|Hummus is super adaptable. This one has roasted red pepper!|
What I'll start off by saying is that I'm sort of in the camp of there's no such thing as too much garlic. I mean, beautiful, whole roasted cloves on the pizza I had with Carolyn yesterday? Yes, ma'am. 24 cloves of garlic in the baked vegan sweet potato samosas? You bet. But there's a very important distinction here. These are cooked. Hummus has raw garlic. And that you can overdo. Trust me, I made an inedible batch of hummus a few years ago by only using cloves that were too big. Imagine if I'd doubled it...
So, for your own sake, and the sake of anyone around you who'll have to deal with your week-long garlic breath otherwise, please respect the garlic limit here unless you roast it first. On your second batch, then innovate if you weren't happy with the garlic content.

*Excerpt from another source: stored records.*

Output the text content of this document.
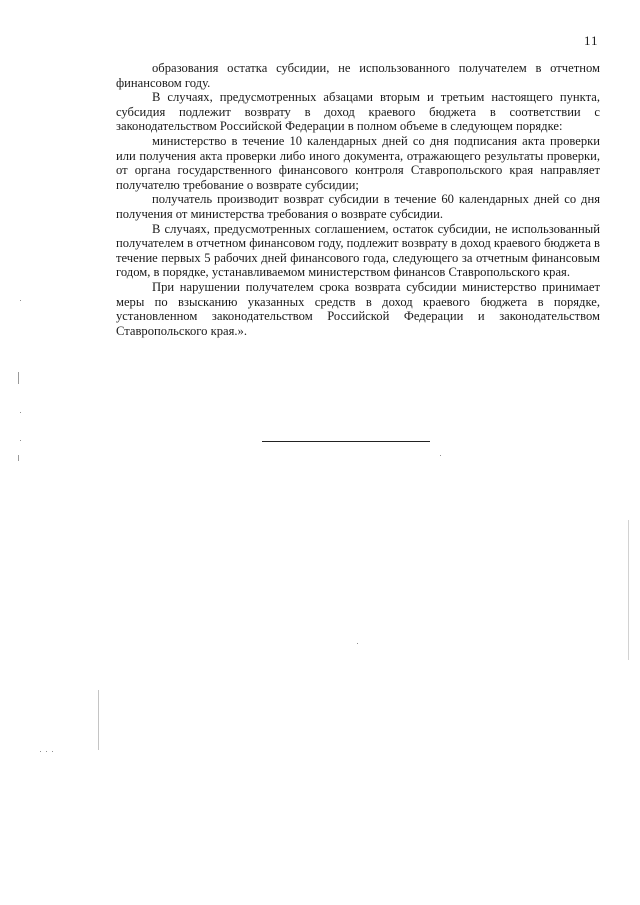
11

образования остатка субсидии, не использованного получателем в отчетном финансовом году.

В случаях, предусмотренных абзацами вторым и третьим настоящего пункта, субсидия подлежит возврату в доход краевого бюджета в соответствии с законодательством Российской Федерации в полном объеме в следующем порядке:

министерство в течение 10 календарных дней со дня подписания акта проверки или получения акта проверки либо иного документа, отражающего результаты проверки, от органа государственного финансового контроля Ставропольского края направляет получателю требование о возврате субсидии;

получатель производит возврат субсидии в течение 60 календарных дней со дня получения от министерства требования о возврате субсидии.

В случаях, предусмотренных соглашением, остаток субсидии, не использованный получателем в отчетном финансовом году, подлежит возврату в доход краевого бюджета в течение первых 5 рабочих дней финансового года, следующего за отчетным финансовым годом, в порядке, устанавливаемом министерством финансов Ставропольского края.

При нарушении получателем срока возврата субсидии министерство принимает меры по взысканию указанных средств в доход краевого бюджета в порядке, установленном законодательством Российской Федерации и законодательством Ставропольского края.».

If you've never had homemade hummus, it begs the question: why not? It's super easy to make, and it just tastes so much fresher without all the extra nonsense added in. It's just good, clean ingredients for a nice, clean taste.

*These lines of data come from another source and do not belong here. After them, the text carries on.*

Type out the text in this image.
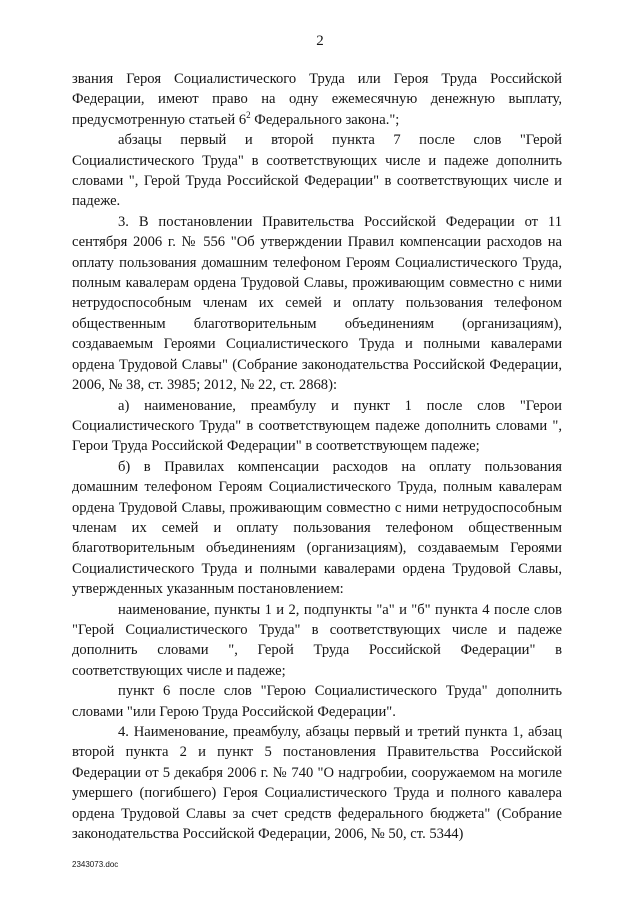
2

звания Героя Социалистического Труда или Героя Труда Российской Федерации, имеют право на одну ежемесячную денежную выплату, предусмотренную статьей $6^2$ Федерального закона.";

абзацы первый и второй пункта 7 после слов "Герой Социалистического Труда" в соответствующих числе и падеже дополнить словами ", Герой Труда Российской Федерации" в соответствующих числе и падеже.

3. В постановлении Правительства Российской Федерации от 11 сентября 2006 г. № 556 "Об утверждении Правил компенсации расходов на оплату пользования домашним телефоном Героям Социалистического Труда, полным кавалерам ордена Трудовой Славы, проживающим совместно с ними нетрудоспособным членам их семей и оплату пользования телефоном общественным благотворительным объединениям (организациям), создаваемым Героями Социалистического Труда и полными кавалерами ордена Трудовой Славы" (Собрание законодательства Российской Федерации, 2006, № 38, ст. 3985; 2012, № 22, ст. 2868):

а) наименование, преамбулу и пункт 1 после слов "Герои Социалистического Труда" в соответствующем падеже дополнить словами ", Герои Труда Российской Федерации" в соответствующем падеже;

б) в Правилах компенсации расходов на оплату пользования домашним телефоном Героям Социалистического Труда, полным кавалерам ордена Трудовой Славы, проживающим совместно с ними нетрудоспособным членам их семей и оплату пользования телефоном общественным благотворительным объединениям (организациям), создаваемым Героями Социалистического Труда и полными кавалерами ордена Трудовой Славы, утвержденных указанным постановлением:

наименование, пункты 1 и 2, подпункты "а" и "б" пункта 4 после слов "Герой Социалистического Труда" в соответствующих числе и падеже дополнить словами ", Герой Труда Российской Федерации" в соответствующих числе и падеже;

пункт 6 после слов "Герою Социалистического Труда" дополнить словами "или Герою Труда Российской Федерации".

4. Наименование, преамбулу, абзацы первый и третий пункта 1, абзац второй пункта 2 и пункт 5 постановления Правительства Российской Федерации от 5 декабря 2006 г. № 740 "О надгробии, сооружаемом на могиле умершего (погибшего) Героя Социалистического Труда и полного кавалера ордена Трудовой Славы за счет средств федерального бюджета" (Собрание законодательства Российской Федерации, 2006, № 50, ст. 5344)

2343073.doc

I will also say that this is super versatile. You can add any number of things to it and it'll just be even better. I've added roasted red pepper, roasted eggplant, and chili flakes, to name a few things. If you're adding something juicy (like roasted peppers), I'd suggest knocking down the water by a bit. Mine was so runny that we had to practically pour it into our mouths rather than dip stuff in it (although nobody was complaining...).

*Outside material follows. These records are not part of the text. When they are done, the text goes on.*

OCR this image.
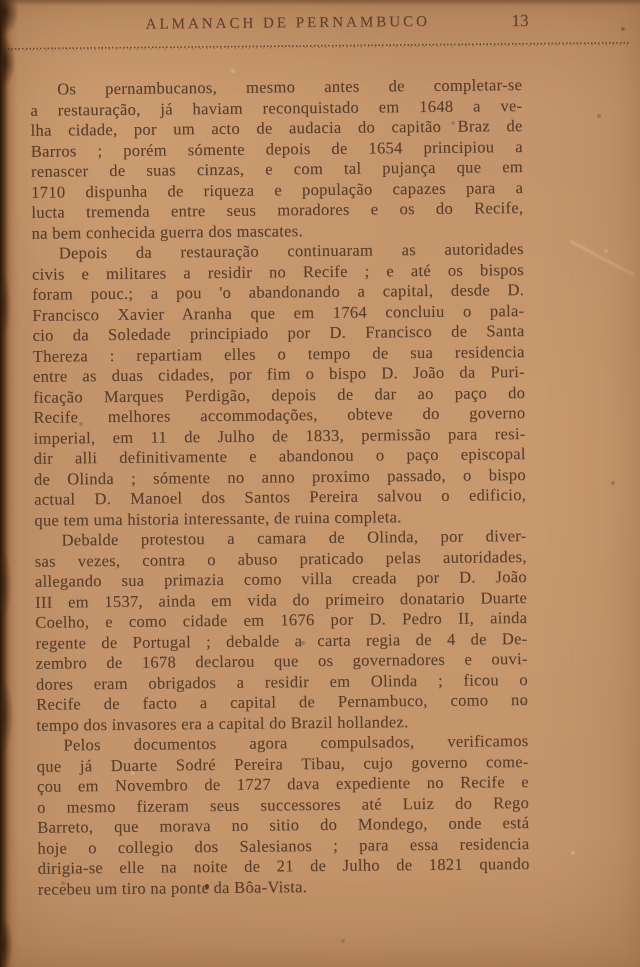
ALMANACH DE PERNAMBUCO	13

Os pernambucanos, mesmo antes de completar-se
a restauração, já haviam reconquistado em 1648 a ve-
lha cidade, por um acto de audacia do capitão Braz de
Barros ; porém sómente depois de 1654 principiou a
renascer de suas cinzas, e com tal pujança que em
1710 dispunha de riqueza e população capazes para a
lucta tremenda entre seus moradores e os do Recife,
na bem conhecida guerra dos mascates.

Depois da restauração continuaram as autoridades
civis e militares a residir no Recife ; e até os bispos
foram pouc.; a pou 'o abandonando a capital, desde D.
Francisco Xavier Aranha que em 1764 concluiu o pala-
cio da Soledade principiado por D. Francisco de Santa
Thereza : repartiam elles o tempo de sua residencia
entre as duas cidades, por fim o bispo D. João da Puri-
ficação Marques Perdigão, depois de dar ao paço do
Recife melhores accommodações, obteve do governo
imperial, em 11 de Julho de 1833, permissão para resi-
dir alli definitivamente e abandonou o paço episcopal
de Olinda ; sómente no anno proximo passado, o bispo
actual D. Manoel dos Santos Pereira salvou o edificio,
que tem uma historia interessante, de ruina completa.

Debalde protestou a camara de Olinda, por diver-
sas vezes, contra o abuso praticado pelas autoridades,
allegando sua primazia como villa creada por D. João
III em 1537, ainda em vida do primeiro donatario Duarte
Coelho, e como cidade em 1676 por D. Pedro II, ainda
regente de Portugal ; debalde a carta regia de 4 de De-
zembro de 1678 declarou que os governadores e ouvi-
dores eram obrigados a residir em Olinda ; ficou o
Recife de facto a capital de Pernambuco, como no
tempo dos invasores era a capital do Brazil hollandez.

Pelos documentos agora compulsados, verificamos
que já Duarte Sodré Pereira Tibau, cujo governo come-
çou em Novembro de 1727 dava expediente no Recife e
o mesmo fizeram seus successores até Luiz do Rego
Barreto, que morava no sitio do Mondego, onde está
hoje o collegio dos Salesianos ; para essa residencia
dirigia-se elle na noite de 21 de Julho de 1821 quando
recebeu um tiro na ponte da Bôa-Vista.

This hummus has roasted eggplant blended in.
Makes about 3-4 cups
2 cups cooked chickpeas
1 cup tahini (sesame seed paste)
4-5 cloves garlic
1/2 cup lemon juice
1/2 cup water
Salt and pepper to taste
Measure all ingredients except salt and pepper into the bowl of your food processor and process until smooth. Taste for salt and pepper (if using canned chickpeas, you'll need less salt, for instance) and season to taste. Stores in an airtight container in the fridge for about 1 week.